Aquanet hairspray works the best, IMO. 

I haven't launched a spud in 17 years. Back then, there was still a lot of metal chicks doing up their big hair. Aquanet was the prefered brand. 

Liquidating a potatoe on a barn wall at 50 paces was good clean fun. Now it's just a waste of food. 

I still smile thinking about a buddy that got a contact stink from wasting a skunk. 

I am full well aware that I may be judged by the company I keep.


----------



## mbopp (May 5, 2009)

Do a web search on spud gun or potato cannon. I've got enough spare PVC pipe and a BBQ igniter, all I have to do is glue them together.


----------



## gink595 (May 5, 2009)

In college a guy had an obsession with tater guns and such. He had a book called "Back Yard Ballistics" it had morters all kinds of tater propellents. It was actually interesting.

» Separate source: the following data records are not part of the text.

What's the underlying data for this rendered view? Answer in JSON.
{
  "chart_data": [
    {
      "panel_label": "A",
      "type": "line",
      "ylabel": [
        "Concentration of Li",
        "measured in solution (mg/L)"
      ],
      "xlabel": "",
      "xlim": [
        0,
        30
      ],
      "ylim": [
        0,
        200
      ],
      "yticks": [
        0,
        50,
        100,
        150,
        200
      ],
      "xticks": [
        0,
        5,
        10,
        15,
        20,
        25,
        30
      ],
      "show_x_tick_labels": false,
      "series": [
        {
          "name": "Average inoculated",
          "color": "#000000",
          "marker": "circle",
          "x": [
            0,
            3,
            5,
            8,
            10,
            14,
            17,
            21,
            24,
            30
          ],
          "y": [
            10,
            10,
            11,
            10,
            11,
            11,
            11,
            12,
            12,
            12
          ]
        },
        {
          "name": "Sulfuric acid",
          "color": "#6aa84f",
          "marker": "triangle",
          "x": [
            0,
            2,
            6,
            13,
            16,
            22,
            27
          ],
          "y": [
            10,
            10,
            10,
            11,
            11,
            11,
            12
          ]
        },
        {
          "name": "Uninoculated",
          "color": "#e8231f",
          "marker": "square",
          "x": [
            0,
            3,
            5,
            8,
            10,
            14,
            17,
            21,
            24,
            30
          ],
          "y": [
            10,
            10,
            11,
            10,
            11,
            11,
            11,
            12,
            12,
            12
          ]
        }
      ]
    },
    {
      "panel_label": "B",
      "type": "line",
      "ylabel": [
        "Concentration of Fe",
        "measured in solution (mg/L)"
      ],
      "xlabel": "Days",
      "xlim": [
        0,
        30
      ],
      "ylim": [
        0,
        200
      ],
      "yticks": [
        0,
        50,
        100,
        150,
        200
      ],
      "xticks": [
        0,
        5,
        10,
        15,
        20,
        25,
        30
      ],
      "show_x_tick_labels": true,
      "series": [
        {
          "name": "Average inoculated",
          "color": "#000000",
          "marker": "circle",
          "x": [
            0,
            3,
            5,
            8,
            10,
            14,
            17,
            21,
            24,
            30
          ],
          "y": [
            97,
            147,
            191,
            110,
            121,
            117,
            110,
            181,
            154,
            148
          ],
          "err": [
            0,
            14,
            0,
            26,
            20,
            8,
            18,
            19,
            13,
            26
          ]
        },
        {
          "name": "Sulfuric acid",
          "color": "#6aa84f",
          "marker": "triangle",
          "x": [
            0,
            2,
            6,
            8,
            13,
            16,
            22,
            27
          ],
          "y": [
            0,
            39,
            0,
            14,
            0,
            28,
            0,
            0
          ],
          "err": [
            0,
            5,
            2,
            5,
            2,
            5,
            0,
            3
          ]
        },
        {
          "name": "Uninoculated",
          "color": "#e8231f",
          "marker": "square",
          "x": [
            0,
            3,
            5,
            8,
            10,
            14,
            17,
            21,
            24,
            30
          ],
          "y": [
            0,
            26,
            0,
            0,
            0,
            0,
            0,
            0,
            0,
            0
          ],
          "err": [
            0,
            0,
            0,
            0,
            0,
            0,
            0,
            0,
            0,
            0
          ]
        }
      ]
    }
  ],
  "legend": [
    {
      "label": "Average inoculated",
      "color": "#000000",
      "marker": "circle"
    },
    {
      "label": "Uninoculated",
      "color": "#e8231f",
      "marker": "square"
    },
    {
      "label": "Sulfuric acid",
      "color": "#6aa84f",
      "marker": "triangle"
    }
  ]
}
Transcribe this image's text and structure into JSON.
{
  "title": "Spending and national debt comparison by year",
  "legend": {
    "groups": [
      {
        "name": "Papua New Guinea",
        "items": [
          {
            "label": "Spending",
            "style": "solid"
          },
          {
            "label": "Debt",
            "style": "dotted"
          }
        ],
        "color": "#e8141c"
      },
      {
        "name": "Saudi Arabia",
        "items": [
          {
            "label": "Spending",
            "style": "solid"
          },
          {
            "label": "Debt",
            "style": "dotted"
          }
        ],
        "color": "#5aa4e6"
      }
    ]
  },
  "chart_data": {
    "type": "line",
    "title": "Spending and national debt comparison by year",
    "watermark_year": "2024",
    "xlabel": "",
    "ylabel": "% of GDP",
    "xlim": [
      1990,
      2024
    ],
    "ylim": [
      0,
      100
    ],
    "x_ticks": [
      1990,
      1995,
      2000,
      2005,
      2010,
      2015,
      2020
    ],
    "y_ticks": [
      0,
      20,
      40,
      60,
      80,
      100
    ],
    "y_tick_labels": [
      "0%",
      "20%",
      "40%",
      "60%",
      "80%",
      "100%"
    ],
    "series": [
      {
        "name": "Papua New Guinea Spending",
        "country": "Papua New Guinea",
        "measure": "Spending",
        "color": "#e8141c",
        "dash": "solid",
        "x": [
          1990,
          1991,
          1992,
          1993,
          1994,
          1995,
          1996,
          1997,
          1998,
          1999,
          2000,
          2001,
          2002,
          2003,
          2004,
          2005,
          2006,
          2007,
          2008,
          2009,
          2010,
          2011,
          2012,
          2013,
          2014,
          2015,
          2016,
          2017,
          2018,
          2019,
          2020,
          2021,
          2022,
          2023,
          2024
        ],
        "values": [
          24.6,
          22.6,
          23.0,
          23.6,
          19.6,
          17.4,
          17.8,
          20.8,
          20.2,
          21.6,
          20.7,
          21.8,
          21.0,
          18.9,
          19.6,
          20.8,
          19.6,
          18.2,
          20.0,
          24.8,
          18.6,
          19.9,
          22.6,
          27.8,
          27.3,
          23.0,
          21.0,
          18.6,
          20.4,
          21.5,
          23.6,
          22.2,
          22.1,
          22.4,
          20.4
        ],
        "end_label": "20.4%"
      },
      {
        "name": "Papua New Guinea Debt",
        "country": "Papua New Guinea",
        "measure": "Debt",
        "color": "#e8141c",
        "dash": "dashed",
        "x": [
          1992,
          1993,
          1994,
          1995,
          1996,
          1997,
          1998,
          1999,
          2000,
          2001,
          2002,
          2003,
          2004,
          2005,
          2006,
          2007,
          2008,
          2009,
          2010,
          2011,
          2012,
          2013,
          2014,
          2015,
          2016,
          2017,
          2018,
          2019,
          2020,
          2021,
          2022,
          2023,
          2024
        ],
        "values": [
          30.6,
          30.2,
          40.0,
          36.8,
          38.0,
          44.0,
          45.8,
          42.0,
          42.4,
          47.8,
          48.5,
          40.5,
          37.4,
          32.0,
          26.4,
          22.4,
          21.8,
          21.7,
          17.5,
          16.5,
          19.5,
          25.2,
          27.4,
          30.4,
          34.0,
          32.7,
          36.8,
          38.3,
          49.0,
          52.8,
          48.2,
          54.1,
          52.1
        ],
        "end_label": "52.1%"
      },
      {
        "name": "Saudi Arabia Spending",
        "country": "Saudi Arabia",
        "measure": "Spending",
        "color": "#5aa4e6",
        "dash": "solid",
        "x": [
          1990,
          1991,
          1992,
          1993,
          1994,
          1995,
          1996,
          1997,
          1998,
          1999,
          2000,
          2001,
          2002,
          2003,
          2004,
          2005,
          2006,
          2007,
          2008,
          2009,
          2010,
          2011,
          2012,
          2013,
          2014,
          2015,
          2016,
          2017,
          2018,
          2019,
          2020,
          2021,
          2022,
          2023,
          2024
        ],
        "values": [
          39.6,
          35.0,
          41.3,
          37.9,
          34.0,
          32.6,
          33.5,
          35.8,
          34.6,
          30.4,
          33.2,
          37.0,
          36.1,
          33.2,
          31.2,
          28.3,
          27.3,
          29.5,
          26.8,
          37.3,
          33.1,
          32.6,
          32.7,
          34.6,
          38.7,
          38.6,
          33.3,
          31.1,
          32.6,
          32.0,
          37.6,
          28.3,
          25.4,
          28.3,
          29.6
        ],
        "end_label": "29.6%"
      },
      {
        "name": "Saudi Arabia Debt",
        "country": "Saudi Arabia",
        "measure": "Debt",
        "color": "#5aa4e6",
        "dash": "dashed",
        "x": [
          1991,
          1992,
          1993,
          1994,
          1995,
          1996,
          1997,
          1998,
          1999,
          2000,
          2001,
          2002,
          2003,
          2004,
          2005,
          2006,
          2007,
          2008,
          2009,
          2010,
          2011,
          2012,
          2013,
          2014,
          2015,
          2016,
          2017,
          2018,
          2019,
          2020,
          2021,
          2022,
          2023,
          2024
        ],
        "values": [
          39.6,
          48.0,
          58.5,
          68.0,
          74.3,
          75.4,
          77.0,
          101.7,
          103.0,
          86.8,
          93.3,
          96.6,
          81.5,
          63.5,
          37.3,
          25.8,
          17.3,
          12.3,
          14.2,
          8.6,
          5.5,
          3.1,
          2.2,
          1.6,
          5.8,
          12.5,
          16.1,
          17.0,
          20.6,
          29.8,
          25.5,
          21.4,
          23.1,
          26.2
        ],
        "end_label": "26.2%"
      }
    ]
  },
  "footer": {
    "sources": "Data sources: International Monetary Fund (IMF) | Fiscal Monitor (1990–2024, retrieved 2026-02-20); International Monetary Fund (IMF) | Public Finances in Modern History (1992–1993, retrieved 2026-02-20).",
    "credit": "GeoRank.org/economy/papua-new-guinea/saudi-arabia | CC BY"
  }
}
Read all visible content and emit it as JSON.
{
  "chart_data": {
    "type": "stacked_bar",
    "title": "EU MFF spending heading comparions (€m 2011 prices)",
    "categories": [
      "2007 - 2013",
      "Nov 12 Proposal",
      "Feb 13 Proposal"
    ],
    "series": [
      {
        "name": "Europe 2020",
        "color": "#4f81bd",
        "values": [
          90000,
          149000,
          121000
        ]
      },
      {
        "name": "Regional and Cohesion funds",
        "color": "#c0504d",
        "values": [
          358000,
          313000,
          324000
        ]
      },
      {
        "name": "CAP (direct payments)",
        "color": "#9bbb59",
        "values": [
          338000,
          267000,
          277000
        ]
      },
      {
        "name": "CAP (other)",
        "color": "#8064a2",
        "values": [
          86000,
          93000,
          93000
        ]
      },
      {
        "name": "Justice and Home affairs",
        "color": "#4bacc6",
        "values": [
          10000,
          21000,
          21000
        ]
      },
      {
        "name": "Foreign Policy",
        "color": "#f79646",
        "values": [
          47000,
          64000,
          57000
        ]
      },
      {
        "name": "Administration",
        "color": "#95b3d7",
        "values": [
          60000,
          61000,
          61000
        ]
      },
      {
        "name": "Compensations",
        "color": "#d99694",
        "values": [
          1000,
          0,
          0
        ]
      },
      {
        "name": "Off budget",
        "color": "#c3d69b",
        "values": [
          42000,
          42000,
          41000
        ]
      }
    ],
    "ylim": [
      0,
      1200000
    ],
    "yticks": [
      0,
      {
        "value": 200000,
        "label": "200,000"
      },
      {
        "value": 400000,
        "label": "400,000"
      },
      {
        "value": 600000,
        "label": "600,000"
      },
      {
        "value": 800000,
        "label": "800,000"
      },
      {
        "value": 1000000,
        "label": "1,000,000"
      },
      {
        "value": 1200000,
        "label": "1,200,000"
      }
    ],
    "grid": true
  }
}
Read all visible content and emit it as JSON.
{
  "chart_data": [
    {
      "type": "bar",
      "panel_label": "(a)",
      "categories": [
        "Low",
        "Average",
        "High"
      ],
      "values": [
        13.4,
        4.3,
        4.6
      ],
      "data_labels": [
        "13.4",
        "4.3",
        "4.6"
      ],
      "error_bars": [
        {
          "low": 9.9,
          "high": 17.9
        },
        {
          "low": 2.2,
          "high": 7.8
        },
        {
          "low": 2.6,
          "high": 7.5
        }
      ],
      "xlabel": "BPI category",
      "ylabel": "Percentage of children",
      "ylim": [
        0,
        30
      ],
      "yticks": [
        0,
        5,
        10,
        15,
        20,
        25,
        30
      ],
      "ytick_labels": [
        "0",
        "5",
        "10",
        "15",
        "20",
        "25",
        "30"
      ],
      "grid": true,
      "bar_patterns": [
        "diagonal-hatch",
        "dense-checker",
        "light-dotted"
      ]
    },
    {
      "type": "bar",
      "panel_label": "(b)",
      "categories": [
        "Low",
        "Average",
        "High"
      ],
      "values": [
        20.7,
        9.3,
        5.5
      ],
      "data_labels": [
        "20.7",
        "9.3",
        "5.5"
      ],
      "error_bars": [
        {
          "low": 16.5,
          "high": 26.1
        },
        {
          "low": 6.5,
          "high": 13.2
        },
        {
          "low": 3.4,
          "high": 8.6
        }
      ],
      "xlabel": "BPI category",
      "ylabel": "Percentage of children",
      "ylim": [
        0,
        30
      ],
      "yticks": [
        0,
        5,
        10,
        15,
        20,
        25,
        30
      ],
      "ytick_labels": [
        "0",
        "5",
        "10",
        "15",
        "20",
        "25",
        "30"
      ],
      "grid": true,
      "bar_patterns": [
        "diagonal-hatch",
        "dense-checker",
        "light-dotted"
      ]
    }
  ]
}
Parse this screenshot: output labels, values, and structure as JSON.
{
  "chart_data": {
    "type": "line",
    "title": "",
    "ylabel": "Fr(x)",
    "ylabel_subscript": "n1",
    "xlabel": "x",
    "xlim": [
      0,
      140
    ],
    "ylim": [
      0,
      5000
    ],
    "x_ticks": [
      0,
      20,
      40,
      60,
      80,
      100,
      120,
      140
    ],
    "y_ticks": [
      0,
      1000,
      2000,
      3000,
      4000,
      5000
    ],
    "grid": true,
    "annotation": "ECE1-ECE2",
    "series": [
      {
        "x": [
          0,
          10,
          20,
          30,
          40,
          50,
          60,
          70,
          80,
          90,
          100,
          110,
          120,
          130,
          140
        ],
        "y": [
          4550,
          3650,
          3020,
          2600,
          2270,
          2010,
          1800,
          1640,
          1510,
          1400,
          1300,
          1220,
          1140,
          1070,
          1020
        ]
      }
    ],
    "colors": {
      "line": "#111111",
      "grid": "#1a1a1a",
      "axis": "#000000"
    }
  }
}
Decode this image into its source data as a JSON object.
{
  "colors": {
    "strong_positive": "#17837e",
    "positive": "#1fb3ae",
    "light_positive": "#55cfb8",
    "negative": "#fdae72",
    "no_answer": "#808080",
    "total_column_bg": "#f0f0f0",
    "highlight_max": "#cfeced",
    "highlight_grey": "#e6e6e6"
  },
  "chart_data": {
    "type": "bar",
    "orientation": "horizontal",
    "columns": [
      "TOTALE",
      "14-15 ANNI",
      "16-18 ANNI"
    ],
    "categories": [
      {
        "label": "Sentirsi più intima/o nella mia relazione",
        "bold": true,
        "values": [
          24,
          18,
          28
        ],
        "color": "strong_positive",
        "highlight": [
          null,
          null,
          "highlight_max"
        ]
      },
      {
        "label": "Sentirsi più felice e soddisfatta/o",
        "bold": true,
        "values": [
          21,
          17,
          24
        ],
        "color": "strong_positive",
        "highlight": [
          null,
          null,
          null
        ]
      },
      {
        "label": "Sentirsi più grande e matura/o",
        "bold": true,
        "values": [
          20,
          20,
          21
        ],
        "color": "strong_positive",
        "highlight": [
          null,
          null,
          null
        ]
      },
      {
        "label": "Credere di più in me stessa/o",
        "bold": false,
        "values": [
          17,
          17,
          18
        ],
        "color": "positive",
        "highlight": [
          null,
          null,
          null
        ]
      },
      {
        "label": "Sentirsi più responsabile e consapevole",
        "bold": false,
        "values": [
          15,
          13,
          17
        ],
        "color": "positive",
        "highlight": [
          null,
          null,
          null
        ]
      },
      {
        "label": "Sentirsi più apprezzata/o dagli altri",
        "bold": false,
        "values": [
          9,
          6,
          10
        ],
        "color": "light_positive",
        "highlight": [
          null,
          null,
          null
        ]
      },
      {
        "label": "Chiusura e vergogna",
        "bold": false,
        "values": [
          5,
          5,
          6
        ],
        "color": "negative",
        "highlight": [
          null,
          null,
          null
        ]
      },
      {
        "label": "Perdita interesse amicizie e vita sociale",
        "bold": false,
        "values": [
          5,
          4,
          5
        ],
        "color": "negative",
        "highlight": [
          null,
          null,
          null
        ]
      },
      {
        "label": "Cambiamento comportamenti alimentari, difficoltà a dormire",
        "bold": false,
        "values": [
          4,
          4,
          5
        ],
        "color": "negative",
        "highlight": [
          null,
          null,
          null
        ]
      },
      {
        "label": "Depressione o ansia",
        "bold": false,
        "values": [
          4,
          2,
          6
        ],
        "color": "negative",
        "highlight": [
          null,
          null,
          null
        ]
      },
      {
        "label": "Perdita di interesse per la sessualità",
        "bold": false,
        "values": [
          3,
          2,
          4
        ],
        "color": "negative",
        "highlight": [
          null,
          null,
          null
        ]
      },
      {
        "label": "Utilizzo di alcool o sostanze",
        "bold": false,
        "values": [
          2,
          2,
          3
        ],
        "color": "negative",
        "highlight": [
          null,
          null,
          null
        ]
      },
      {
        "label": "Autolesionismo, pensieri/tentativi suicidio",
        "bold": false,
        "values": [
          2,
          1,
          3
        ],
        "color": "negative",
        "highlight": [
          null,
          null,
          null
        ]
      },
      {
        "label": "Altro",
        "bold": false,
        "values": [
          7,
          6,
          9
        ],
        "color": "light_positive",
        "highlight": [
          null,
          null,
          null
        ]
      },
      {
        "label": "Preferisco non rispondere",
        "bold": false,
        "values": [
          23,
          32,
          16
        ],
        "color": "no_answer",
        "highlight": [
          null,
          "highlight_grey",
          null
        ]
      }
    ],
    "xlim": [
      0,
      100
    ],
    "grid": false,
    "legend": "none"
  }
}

Edit: Here is a link to it. 

http://www.backyard-ballistics.com/projectlist.php


----------



## stihlms460 (May 5, 2009)

they are easy to make, i made a few, go on youtube and type in how to make a potato gun, thats what i did, and use a lantern lighter for an ignitor, not a grill ignitor


----------



## treeoperations (May 6, 2009)

me and a mate built one out of stainless steel, super heavy duty then used a blow torch that was snuffed out for the gas and omg its lethal firering anything over 100meters haha no matter how heavy, we put a spud and a apple at the same time through the back window of a ute/pick up truck at 150meters and by god it was funny haha but u need to use steel for oxy torch


----------



## ASD (May 6, 2009)

treeoperations said:


> me and a mate built one out of stainless steel, super heavy duty then used a blow torch that was snuffed out for the gas and omg its lethal firering anything over 100meters haha no matter how heavy, we put a spud and a apple at the same time through the back window of a ute/pick up truck at 150meters and by god it was funny haha but u need to use steel for oxy torch



like this


----------



## yooper (May 6, 2009)

Go Big or Go Home this one fires 2 7/8 inch steel balls but requires gunpowder


----------



## ASD (May 6, 2009)

ME LIKE


----------



## treeoperations (May 7, 2009)

ASD said:


> like this



yeah like that, we had 3inch barrel on ours and a 9inch chamber, only issue was findin munitions big enough haha, ive just built a small one of pvc to fire golf balls any one for a driving competition haha


----------